A Spirited Visit to St. George Spirits in Alameda
Examining a bottle of St. George Spirits eau de vie gives little hint of all it took to make it.
A clear, colorless liquid, eau de vie is French for “water of life.” It is a brandy distilled from fermented fruit juice. In the case of this Alameda artisan, small-batch spirits maker, each slender 350ml bottle took all of 15 to 20 pounds of fresh, ripe, often organic, fruit to make.
Producing eau de vie is a slow, labor-intensive process. For St. George Spirits founder Jorg Rupf, it’s also an absolute labor of love. And that’s no truer than at this time of year, when summer fruit is at its best and the gleaming copper stills at St. George are in full swing to distill pears, cherries, and raspberries down to potent yet smooth, thrillingly fragrant digestives.
St. George Spirits is housed in an old airplane hangar on the grounds of the decommissioned Alameda Naval Air Station; hence the moniker of another of its famous spirits made there, Hangar One vodkas.
Aqua Perfecta (eau de vie) was its first product, when Rupf founded the company in 1982. A native of Germany, Rupf was that country’s youngest constitutional law judge at age 28. While on a research sabbatical in Berkeley in the late 1970s, he fell in love with the Bay Area, and its burgeoning farm-to-table philosophy in food and wine.
Those beliefs resonated with Rupf, who was born in Alsace, home to the world’s best-regarded eaux de vie, which were initially made by farmers who were seeking another outlet for their bumper crops of fruit. Indeed, Rupf often helped his grandfather distill the family’s eau de vie.
Transplanted to the Bay Area, Rupf couldn’t believe nobody back then was making hand-crafted eau de vie in this country.
“I figured there were so many Europeans living here that it would be a good market,” he said. “Plus, I was so excited about the quality of fruit here.”

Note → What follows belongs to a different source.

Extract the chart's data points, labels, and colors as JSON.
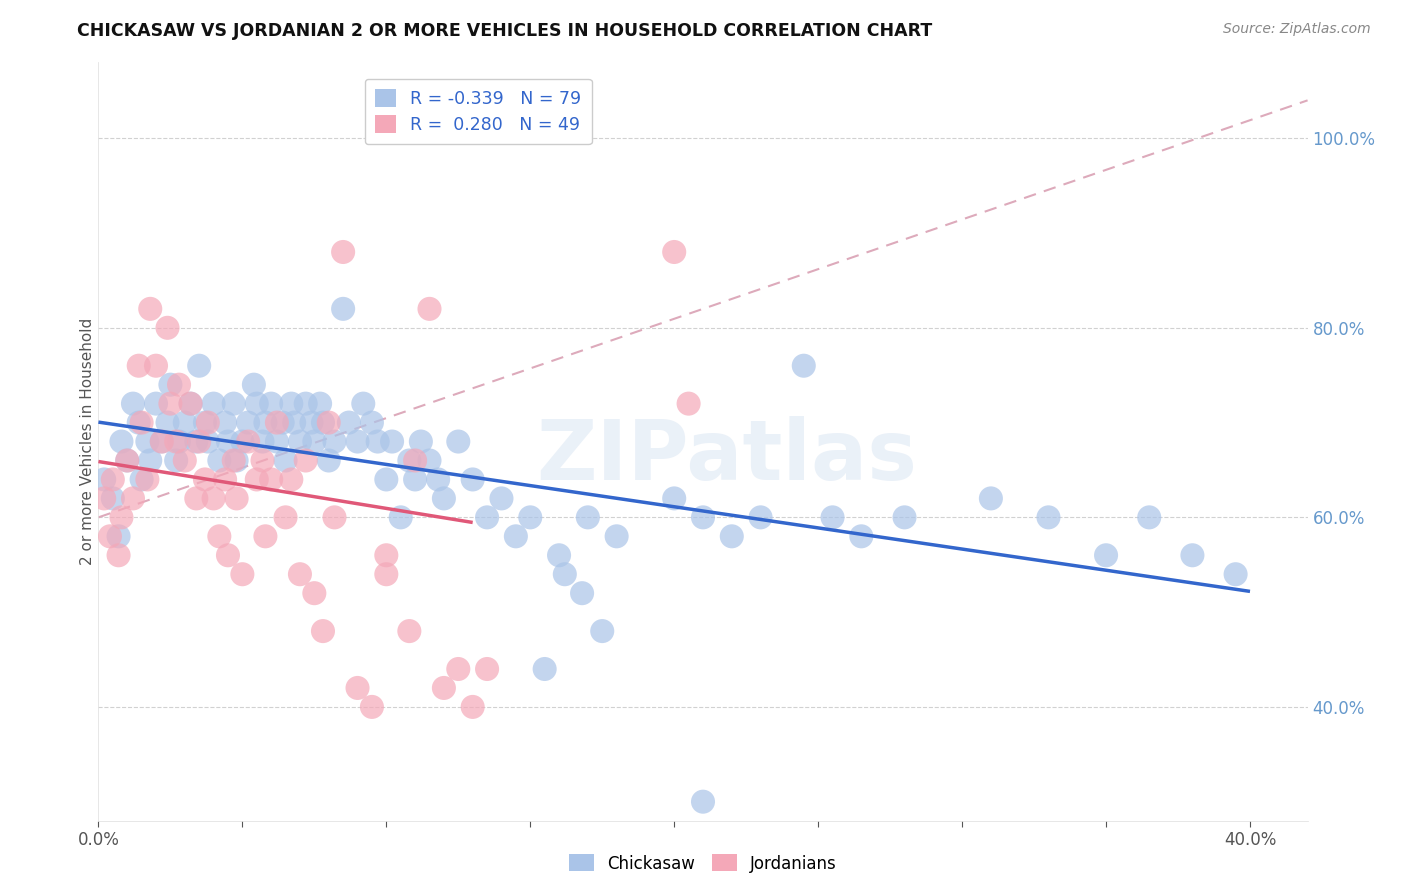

When it comes to eau de vie, fruit matters. Big time. Rupf sources the best fruit from California, the Pacific Northwest, and Canada. Black cherries don’t have enough intrinsic aromas for him, so he uses pie cherries instead. Bartlett pears sit in huge bins off to one side, waiting for just the precise moment when they turn yellow and perfectly ripe to crush. The flesh of the fruit is used to make eau de vie, as well as the skin, which contains a wealth of aromatics. Rupf explained.
Peer into a peephole window on the 450-gallon still and see the deep, milky fuchsia color of the cherry juice inside. It will take five hours to distill this one batch.
He sticks a finger into the clear liquid running into a funnel, gives it a taste, and smiles, satisfied. “If it’s not good coming out of the still, it won’t be any good, because we don’t do anything more to it.”
After it comes out of the still, the eau de vie is transferred to a stainless steel tank for a brief rest to settle down before being bottled.
Eaux de vie were once made by monks and touted as a health cure, which is why it is called “water of life.” Purists enjoy it after a meal, at room-temperature in small glasses, specially designed to concentrate the aromatics. Nowadays, eaux de vie are mixed into all manner of cocktails, and quaffed before dinner. Newbie imbibers like to drink it cold. The 40 proof-spirits taste smoother when chilled, but the drawback is that the cold diminishes the aromatics.
And what aromatics they are. If all you’ve ever had are run-of-the-mill eaux de vie that sometimes taste rather artificial, those by St. George Spirits will be a revelation. The over-riding taste is not of high-burn alcohol, but of whatever fruit it is made from. Pour a little Aqua Perfecta Poire William (pear eau de vie) into a glass, and you will be greeted with a fragrance so intense that you will smell it even while holding your glass at waist-level. It is like pear perfume, an apt comparison given that perfumes also are distilled.
The taste is at once powerful, yet polished. The kirsch (made from cherries) has a bigger, more expansive explosion in the mouth than the pear, often considered a beginner’s eau de vi. The framboise offers up a concentrated raspberry flavor, and makes me immediately long for a piece of good dark chocolate to nibble with it.
Rupf, and business partner, Lance Winters, who once ran a nuclear reactor on an Alameda-based Navy ship, like to experiment when they distill. They’ve also made quince and apple eaux de vie. And Winters is rumored to distill his Christmas tree every year. Talk about a novel way of recycling.
The $40 eaux de vie are available for purchase in specialty liquor stores. You also can buy them, Hangar One vodkas, single malt whiskey, and Absinthe Verte (yes, a new version of the fabled Green Fairy) at St. George Spirits. Some products, such as the Heirloom (apple brandy aged in French oak for five years, $50), are only sold here. Employees pack your purchases in whimsical, paper popcorn bags.
The tasting room is open Wednesday though Saturday, noon to 7 p.m.; and Sunday, noon to 6 p.m. Distillery tours also are given every Saturday at 1 p.m.
Visit this old hangar to launch your taste buds on a real trip.